Easter Bunny, RIP.
What genius came up with this "Lawn ornament?" It's straight out of that legendary, lost holiday special Tim Burton's "Nightmare Before Easter." It is unmistakably, undeniably the Easter Bunny's Headstone. And I can't imagine they were thinking anything else when they chose to make it all one color like this, never mind the morose look on the grieving little bunny's face. What is even the slightest bit festive about this thing?
We're doing our best to keep this blog accessible to everyone, despite the fact that we're such unsavory types ourselves. With that effort in mind we'll let you decide if you want to see a rather graphic depiction of how the Easter Bunny met his demise. Click Here if you want to see it, but remember we warned you.

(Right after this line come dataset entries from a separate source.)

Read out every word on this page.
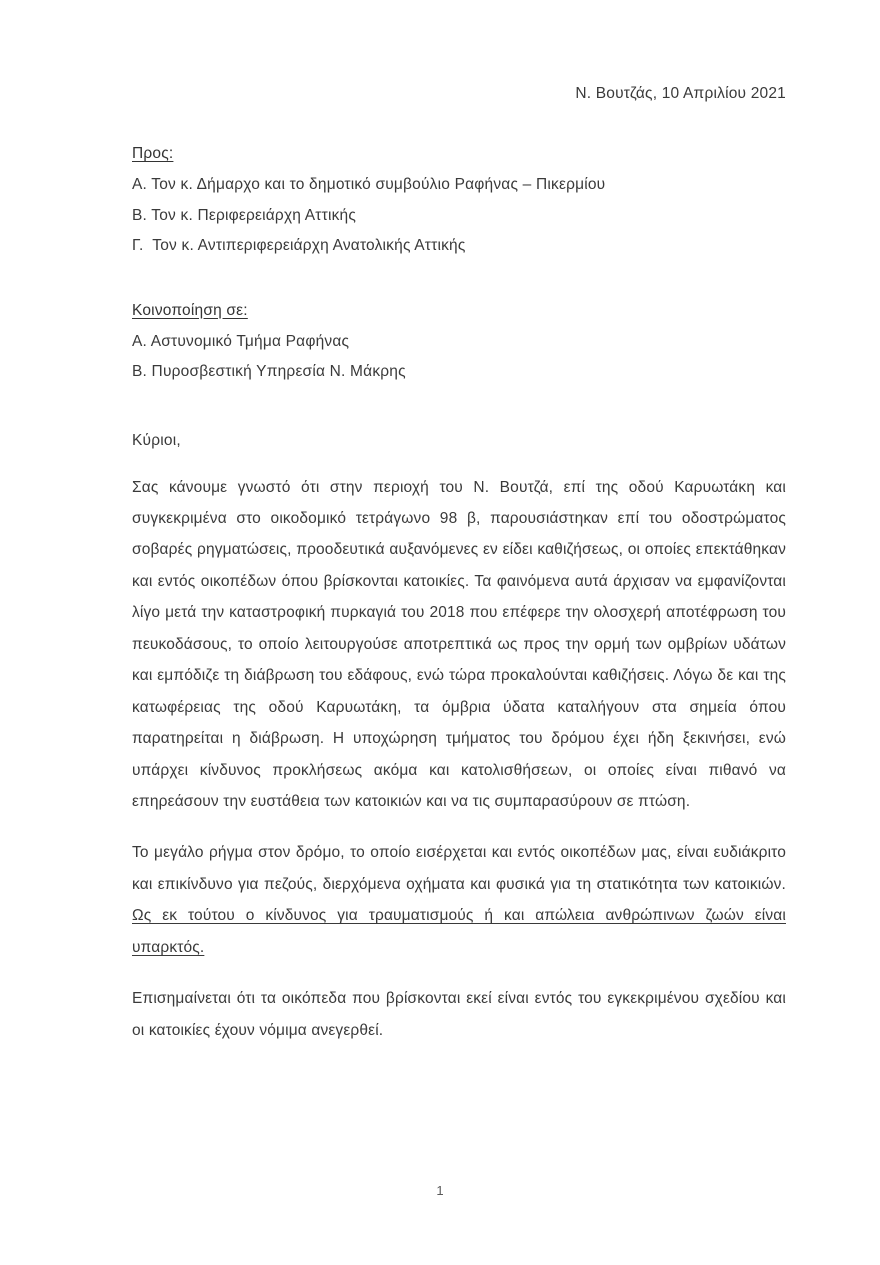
Ν. Βουτζάς, 10 Απριλίου 2021
Προς:
Α. Τον κ. Δήμαρχο και το δημοτικό συμβούλιο Ραφήνας – Πικερμίου
Β. Τον κ. Περιφερειάρχη Αττικής
Γ.  Τον κ. Αντιπεριφερειάρχη Ανατολικής Αττικής
Κοινοποίηση σε:
Α. Αστυνομικό Τμήμα Ραφήνας
Β. Πυροσβεστική Υπηρεσία Ν. Μάκρης
Κύριοι,

Σας κάνουμε γνωστό ότι στην περιοχή του Ν. Βουτζά, επί της οδού Καρυωτάκη και συγκεκριμένα στο οικοδομικό τετράγωνο 98 β, παρουσιάστηκαν επί του οδοστρώματος σοβαρές ρηγματώσεις, προοδευτικά αυξανόμενες εν είδει καθιζήσεως, οι οποίες επεκτάθηκαν και εντός οικοπέδων όπου βρίσκονται κατοικίες. Τα φαινόμενα αυτά άρχισαν να εμφανίζονται λίγο μετά την καταστροφική πυρκαγιά του 2018 που επέφερε την ολοσχερή αποτέφρωση του πευκοδάσους, το οποίο λειτουργούσε αποτρεπτικά ως προς την ορμή των ομβρίων υδάτων και εμπόδιζε τη διάβρωση του εδάφους, ενώ τώρα προκαλούνται καθιζήσεις. Λόγω δε και της κατωφέρειας της οδού Καρυωτάκη, τα όμβρια ύδατα καταλήγουν στα σημεία όπου παρατηρείται η διάβρωση. Η υποχώρηση τμήματος του δρόμου έχει ήδη ξεκινήσει, ενώ υπάρχει κίνδυνος προκλήσεως ακόμα και κατολισθήσεων, οι οποίες είναι πιθανό να επηρεάσουν την ευστάθεια των κατοικιών και να τις συμπαρασύρουν σε πτώση.

Το μεγάλο ρήγμα στον δρόμο, το οποίο εισέρχεται και εντός οικοπέδων μας, είναι ευδιάκριτο και επικίνδυνο για πεζούς, διερχόμενα οχήματα και φυσικά για τη στατικότητα των κατοικιών. Ως εκ τούτου ο κίνδυνος για τραυματισμούς ή και απώλεια ανθρώπινων ζωών είναι υπαρκτός.

Επισημαίνεται ότι τα οικόπεδα που βρίσκονται εκεί είναι εντός του εγκεκριμένου σχεδίου και οι κατοικίες έχουν νόμιμα ανεγερθεί.

1
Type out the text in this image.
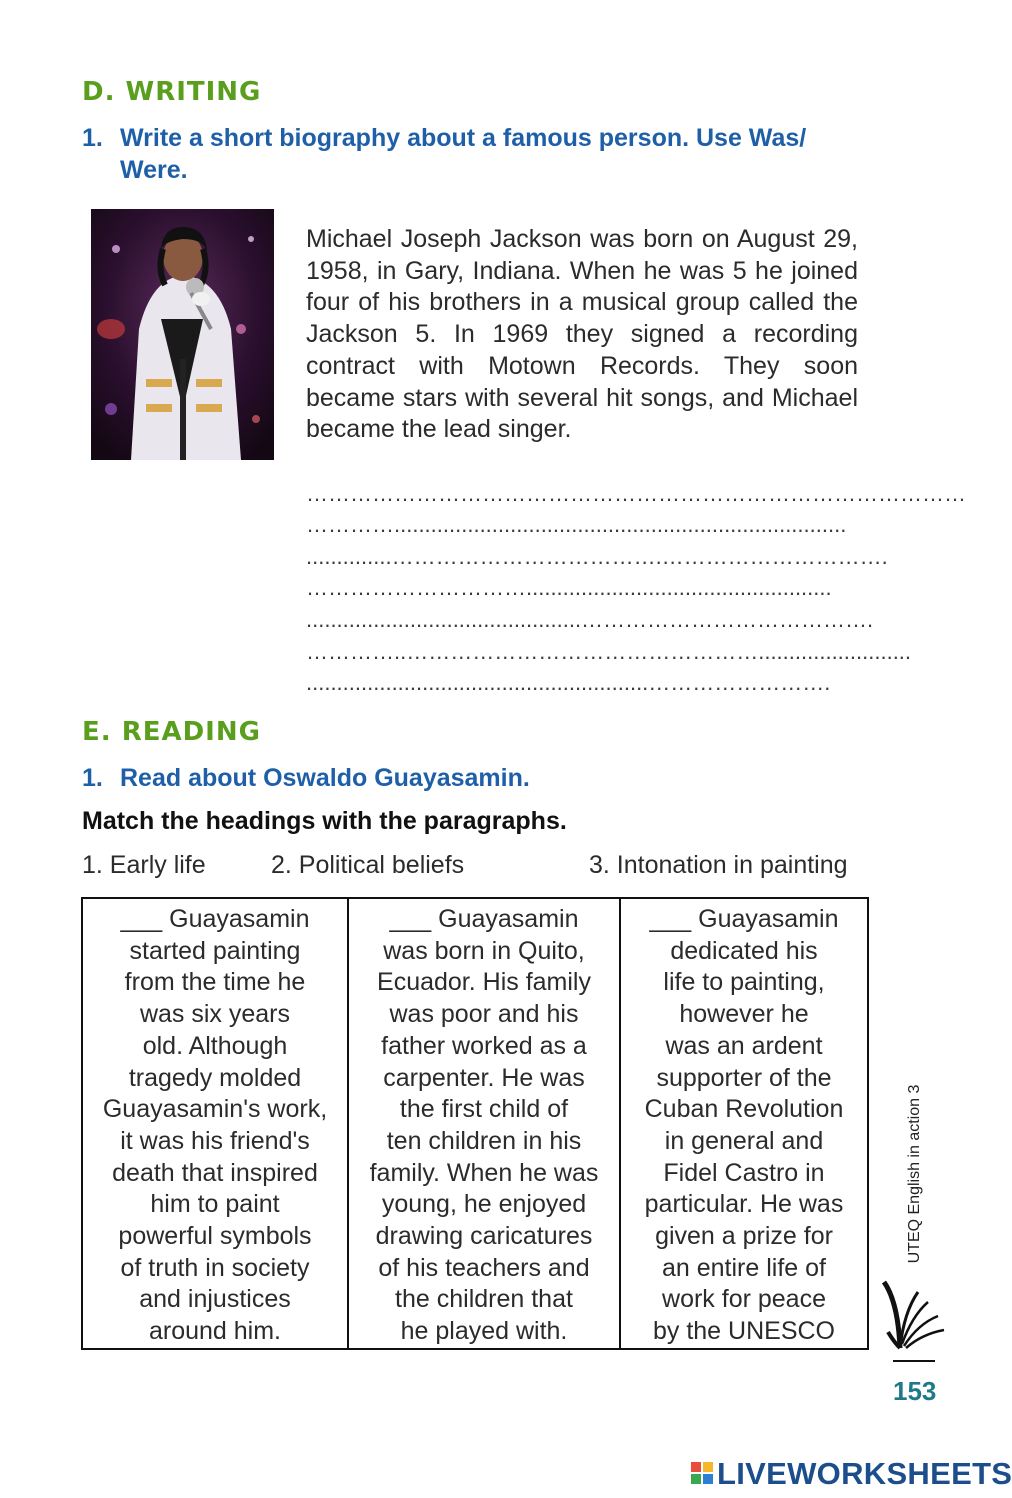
D. WRITING
1. Write a short biography about a famous person. Use Was/
Were.
Michael Joseph Jackson was born on August 29, 1958, in Gary, Indiana. When he was 5 he joined four of his brothers in a musical group called the Jackson 5. In 1969 they signed a recording contract with Motown Records. They soon became stars with several hit songs, and Michael became the lead singer.
………………………………………………………………………………
…………..........................................................................
..............……………………………….………………………….
…………………………..................................................
.............................................………………………………….
…………..………………………………………….........................
........................................................…………………….
E. READING
1. Read about Oswaldo Guayasamin.
Match the headings with the paragraphs.
1. Early life	2. Political beliefs	3. Intonation in painting
___ Guayasamin
started painting
from the time he
was six years
old. Although
tragedy molded
Guayasamin's work,
it was his friend's
death that inspired
him to paint
powerful symbols
of truth in society
and injustices
around him.

___ Guayasamin
was born in Quito,
Ecuador. His family
was poor and his
father worked as a
carpenter. He was
the first child of
ten children in his
family. When he was
young, he enjoyed
drawing caricatures
of his teachers and
the children that
he played with.

___ Guayasamin
dedicated his
life to painting,
however he
was an ardent
supporter of the
Cuban Revolution
in general and
Fidel Castro in
particular. He was
given a prize for
an entire life of
work for peace
by the UNESCO
UTEQ English in action 3
153
LIVEWORKSHEETS
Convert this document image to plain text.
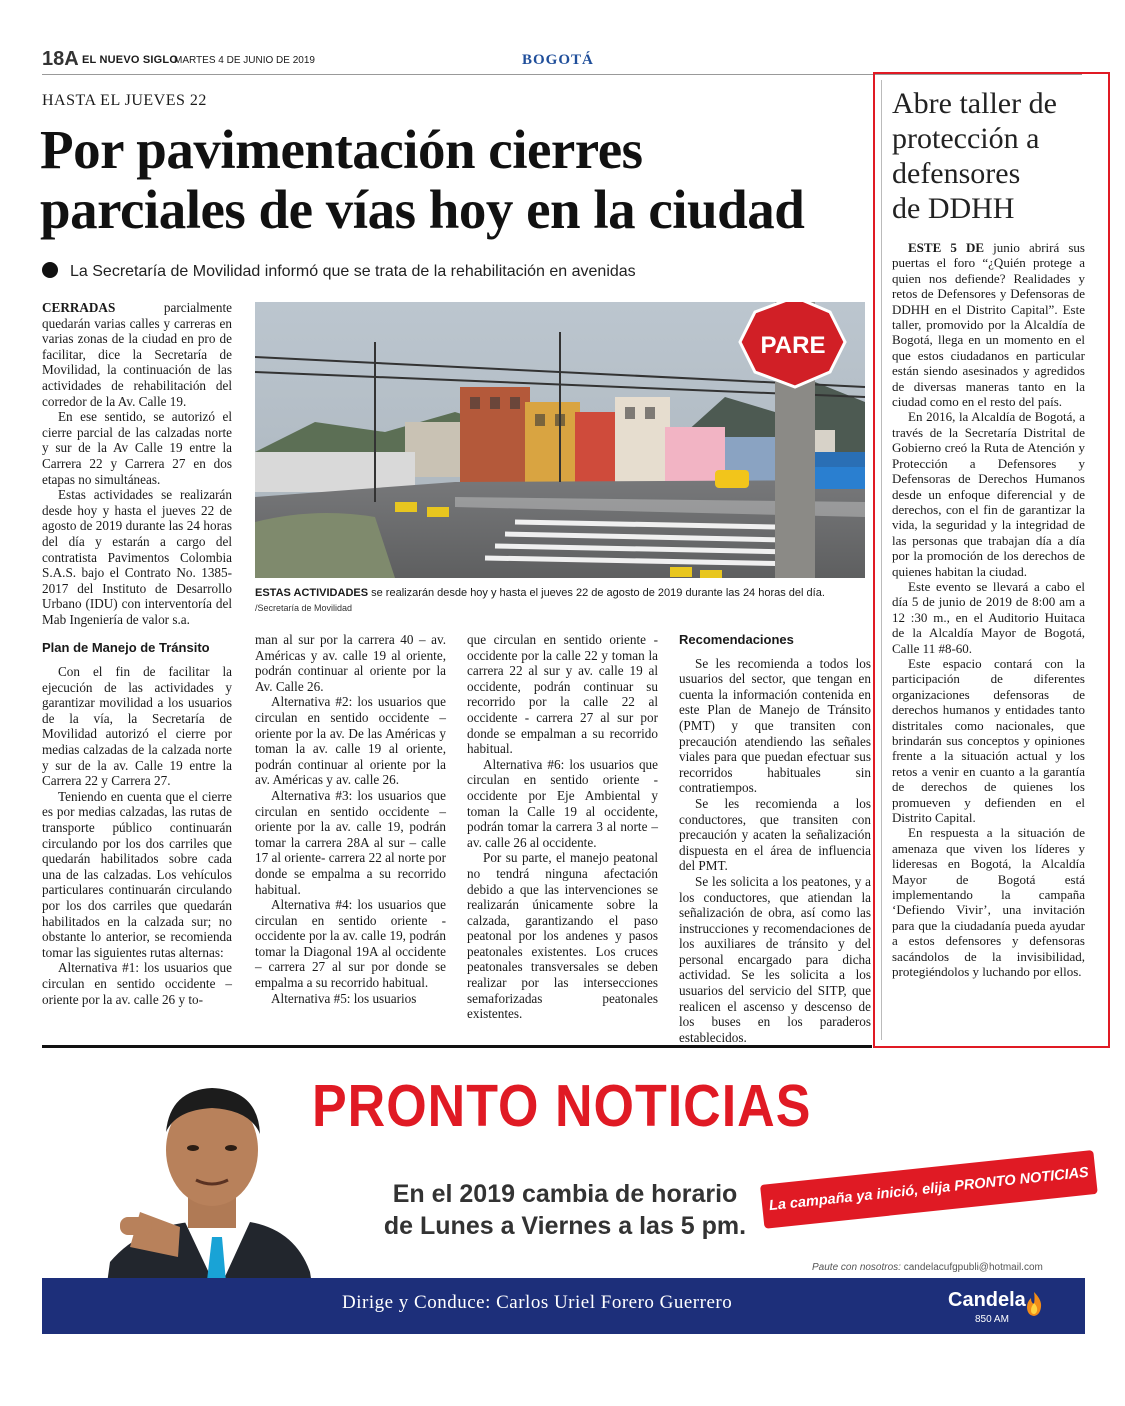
18A EL NUEVO SIGLO
MARTES 4 DE JUNIO DE 2019	BOGOTÁ
HASTA EL JUEVES 22
Por pavimentación cierres
parciales de vías hoy en la ciudad
La Secretaría de Movilidad informó que se trata de la rehabilitación en avenidas

CERRADAS parcialmente quedarán varias calles y carreras en varias zonas de la ciudad en pro de facilitar, dice la Secretaría de Movilidad, la continuación de las actividades de rehabilitación del corredor de la Av. Calle 19.

En ese sentido, se autorizó el cierre parcial de las calzadas norte y sur de la Av Calle 19 entre la Carrera 22 y Carrera 27 en dos etapas no simultáneas.

Estas actividades se realizarán desde hoy y hasta el jueves 22 de agosto de 2019 durante las 24 horas del día y estarán a cargo del contratista Pavimentos Colombia S.A.S. bajo el Contrato No. 1385-2017 del Instituto de Desarrollo Urbano (IDU) con interventoría del Mab Ingeniería de valor s.a.

Plan de Manejo de Tránsito

Con el fin de facilitar la ejecución de las actividades y garantizar movilidad a los usuarios de la vía, la Secretaría de Movilidad autorizó el cierre por medias calzadas de la calzada norte y sur de la av. Calle 19 entre la Carrera 22 y Carrera 27.

Teniendo en cuenta que el cierre es por medias calzadas, las rutas de transporte público continuarán circulando por los dos carriles que quedarán habilitados sobre cada una de las calzadas. Los vehículos particulares continuarán circulando por los dos carriles que quedarán habilitados en la calzada sur; no obstante lo anterior, se recomienda tomar las siguientes rutas alternas:

Alternativa #1: los usuarios que circulan en sentido occidente – oriente por la av. calle 26 y to-

PARE
ESTAS ACTIVIDADES se realizarán desde hoy y hasta el jueves 22 de agosto de 2019 durante las 24 horas del día.
/Secretaría de Movilidad

man al sur por la carrera 40 – av. Américas y av. calle 19 al oriente, podrán continuar al oriente por la Av. Calle 26.

Alternativa #2: los usuarios que circulan en sentido occidente – oriente por la av. De las Américas y toman la av. calle 19 al oriente, podrán continuar al oriente por la av. Américas y av. calle 26.

Alternativa #3: los usuarios que circulan en sentido occidente – oriente por la av. calle 19, podrán tomar la carrera 28A al sur – calle 17 al oriente- carrera 22 al norte por donde se empalma a su recorrido habitual.

Alternativa #4: los usuarios que circulan en sentido oriente - occidente por la av. calle 19, podrán tomar la Diagonal 19A al occidente – carrera 27 al sur por donde se empalma a su recorrido habitual.

Alternativa #5: los usuarios

que circulan en sentido oriente - occidente por la calle 22 y toman la carrera 22 al sur y av. calle 19 al occidente, podrán continuar su recorrido por la calle 22 al occidente - carrera 27 al sur por donde se empalman a su recorrido habitual.

Alternativa #6: los usuarios que circulan en sentido oriente - occidente por Eje Ambiental y toman la Calle 19 al occidente, podrán tomar la carrera 3 al norte – av. calle 26 al occidente.

Por su parte, el manejo peatonal no tendrá ninguna afectación debido a que las intervenciones se realizarán únicamente sobre la calzada, garantizando el paso peatonal por los andenes y pasos peatonales existentes. Los cruces peatonales transversales se deben realizar por las intersecciones semaforizadas peatonales existentes.

Recomendaciones

Se les recomienda a todos los usuarios del sector, que tengan en cuenta la información contenida en este Plan de Manejo de Tránsito (PMT) y que transiten con precaución atendiendo las señales viales para que puedan efectuar sus recorridos habituales sin contratiempos.

Se les recomienda a los conductores, que transiten con precaución y acaten la señalización dispuesta en el área de influencia del PMT.

Se les solicita a los peatones, y a los conductores, que atiendan la señalización de obra, así como las instrucciones y recomendaciones de los auxiliares de tránsito y del personal encargado para dicha actividad. Se les solicita a los usuarios del servicio del SITP, que realicen el ascenso y descenso de los buses en los paraderos establecidos.

Abre taller de
protección a
defensores
de DDHH

ESTE 5 DE junio abrirá sus puertas el foro “¿Quién protege a quien nos defiende? Realidades y retos de Defensores y Defensoras de DDHH en el Distrito Capital”. Este taller, promovido por la Alcaldía de Bogotá, llega en un momento en el que estos ciudadanos en particular están siendo asesinados y agredidos de diversas maneras tanto en la ciudad como en el resto del país.

En 2016, la Alcaldía de Bogotá, a través de la Secretaría Distrital de Gobierno creó la Ruta de Atención y Protección a Defensores y Defensoras de Derechos Humanos desde un enfoque diferencial y de derechos, con el fin de garantizar la vida, la seguridad y la integridad de las personas que trabajan día a día por la promoción de los derechos de quienes habitan la ciudad.

Este evento se llevará a cabo el día 5 de junio de 2019 de 8:00 am a 12 :30 m., en el Auditorio Huitaca de la Alcaldía Mayor de Bogotá, Calle 11 #8-60.

Este espacio contará con la participación de diferentes organizaciones defensoras de derechos humanos y entidades tanto distritales como nacionales, que brindarán sus conceptos y opiniones frente a la situación actual y los retos a venir en cuanto a la garantía de derechos de quienes los promueven y defienden en el Distrito Capital.

En respuesta a la situación de amenaza que viven los líderes y lideresas en Bogotá, la Alcaldía Mayor de Bogotá está implementando la campaña ‘Defiendo Vivir’, una invitación para que la ciudadanía pueda ayudar a estos defensores y defensoras sacándolos de la invisibilidad, protegiéndolos y luchando por ellos.

PRONTO NOTICIAS
En el 2019 cambia de horario
de Lunes a Viernes a las 5 pm.
La campaña ya inició, elija PRONTO NOTICIAS
Paute con nosotros: candelacufgpubli@hotmail.com
Dirige y Conduce: Carlos Uriel Forero Guerrero	Candela
850 AM
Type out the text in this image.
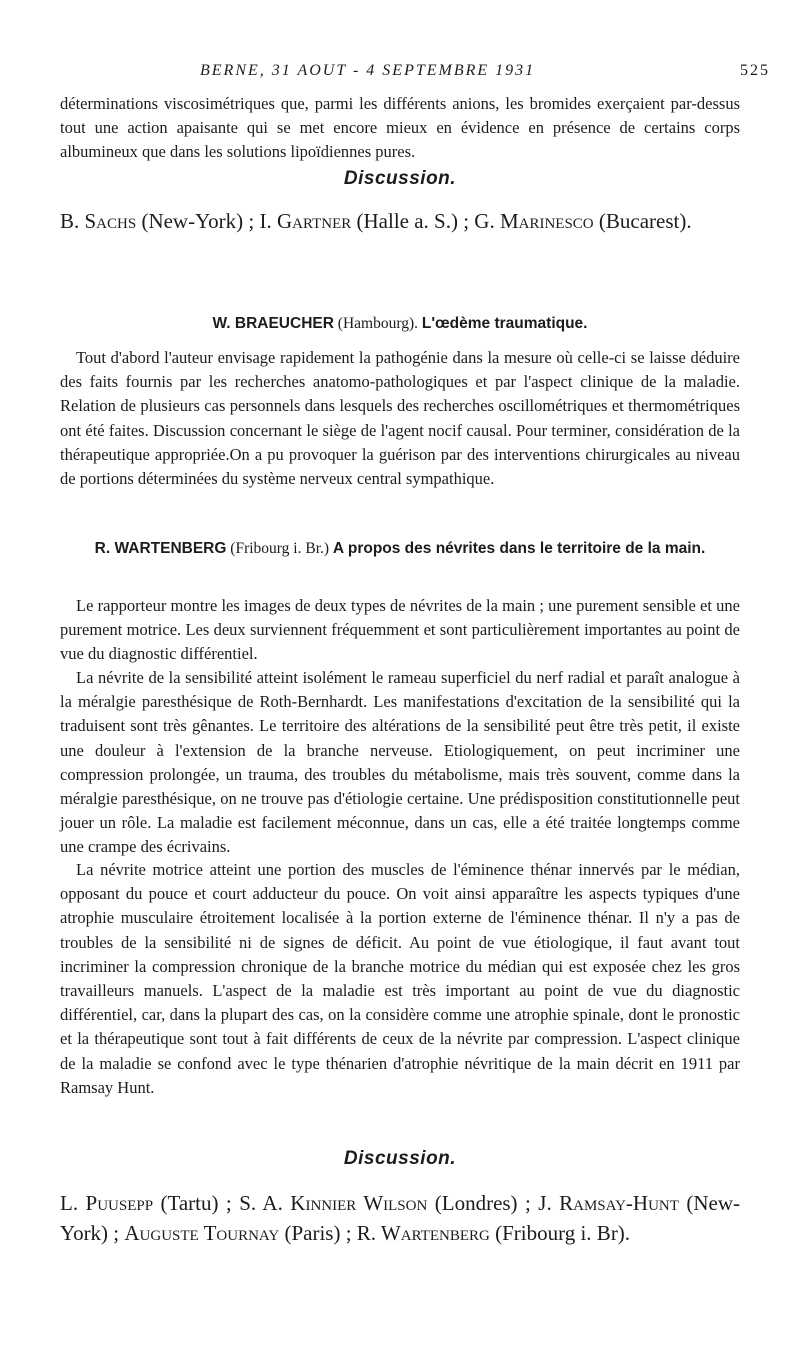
BERNE, 31 AOUT - 4 SEPTEMBRE 1931	525

déterminations viscosimétriques que, parmi les différents anions, les bromides exerçaient par-dessus tout une action apaisante qui se met encore mieux en évidence en présence de certains corps albumineux que dans les solutions lipoïdiennes pures.

Discussion.

B. Sachs (New-York) ; I. Gartner (Halle a. S.) ; G. Marinesco (Bucarest).

W. BRAEUCHER (Hambourg). L'œdème traumatique.

Tout d'abord l'auteur envisage rapidement la pathogénie dans la mesure où celle-ci se laisse déduire des faits fournis par les recherches anatomo-pathologiques et par l'aspect clinique de la maladie. Relation de plusieurs cas personnels dans lesquels des recherches oscillométriques et thermométriques ont été faites. Discussion concernant le siège de l'agent nocif causal. Pour terminer, considération de la thérapeutique appropriée.On a pu provoquer la guérison par des interventions chirurgicales au niveau de portions déterminées du système nerveux central sympathique.

R. WARTENBERG (Fribourg i. Br.) A propos des névrites dans le territoire de la main.

Le rapporteur montre les images de deux types de névrites de la main ; une purement sensible et une purement motrice. Les deux surviennent fréquemment et sont particulièrement importantes au point de vue du diagnostic différentiel.

La névrite de la sensibilité atteint isolément le rameau superficiel du nerf radial et paraît analogue à la méralgie paresthésique de Roth-Bernhardt. Les manifestations d'excitation de la sensibilité qui la traduisent sont très gênantes. Le territoire des altérations de la sensibilité peut être très petit, il existe une douleur à l'extension de la branche nerveuse. Etiologiquement, on peut incriminer une compression prolongée, un trauma, des troubles du métabolisme, mais très souvent, comme dans la méralgie paresthésique, on ne trouve pas d'étiologie certaine. Une prédisposition constitutionnelle peut jouer un rôle. La maladie est facilement méconnue, dans un cas, elle a été traitée longtemps comme une crampe des écrivains.

La névrite motrice atteint une portion des muscles de l'éminence thénar innervés par le médian, opposant du pouce et court adducteur du pouce. On voit ainsi apparaître les aspects typiques d'une atrophie musculaire étroitement localisée à la portion externe de l'éminence thénar. Il n'y a pas de troubles de la sensibilité ni de signes de déficit. Au point de vue étiologique, il faut avant tout incriminer la compression chronique de la branche motrice du médian qui est exposée chez les gros travailleurs manuels. L'aspect de la maladie est très important au point de vue du diagnostic différentiel, car, dans la plupart des cas, on la considère comme une atrophie spinale, dont le pronostic et la thérapeutique sont tout à fait différents de ceux de la névrite par compression. L'aspect clinique de la maladie se confond avec le type thénarien d'atrophie névritique de la main décrit en 1911 par Ramsay Hunt.

Discussion.

L. Puusepp (Tartu) ; S. A. Kinnier Wilson (Londres) ; J. Ramsay-Hunt (New-York) ; Auguste Tournay (Paris) ; R. Wartenberg (Fribourg i. Br).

And for you of more delicate tastes, a dumb joke, a REALLY dumb joke:
A man was driving down the road when out of nowhere hops a huge bunny. WHAM! He hits the rabbit. Jumping out his car he realizes to his horror that he's killed the Easter Bunny. There are chocolate eggs, and plastic grass and Peeps(c) everywhere. "OH MY GOD!" he screams.
A passing jogger stops and calms him. She pulls a small bottle out of her purse and begins pouring it's contents on the dead rabbit who springs back to life, gathers up his spilled goodies and hops away. After just a few hops he turns and waves. A few more hops and he waves again. He continues this hopping, waving, hopping, waving as he disappears over the horizon.
The relieved motorist looks around and finds the jogger has left but there on the ground is her bottle; "Shampoo; Brings dead hair back to life and adds permanent wave."
I told you it was dumb. What? You thought I was kidding?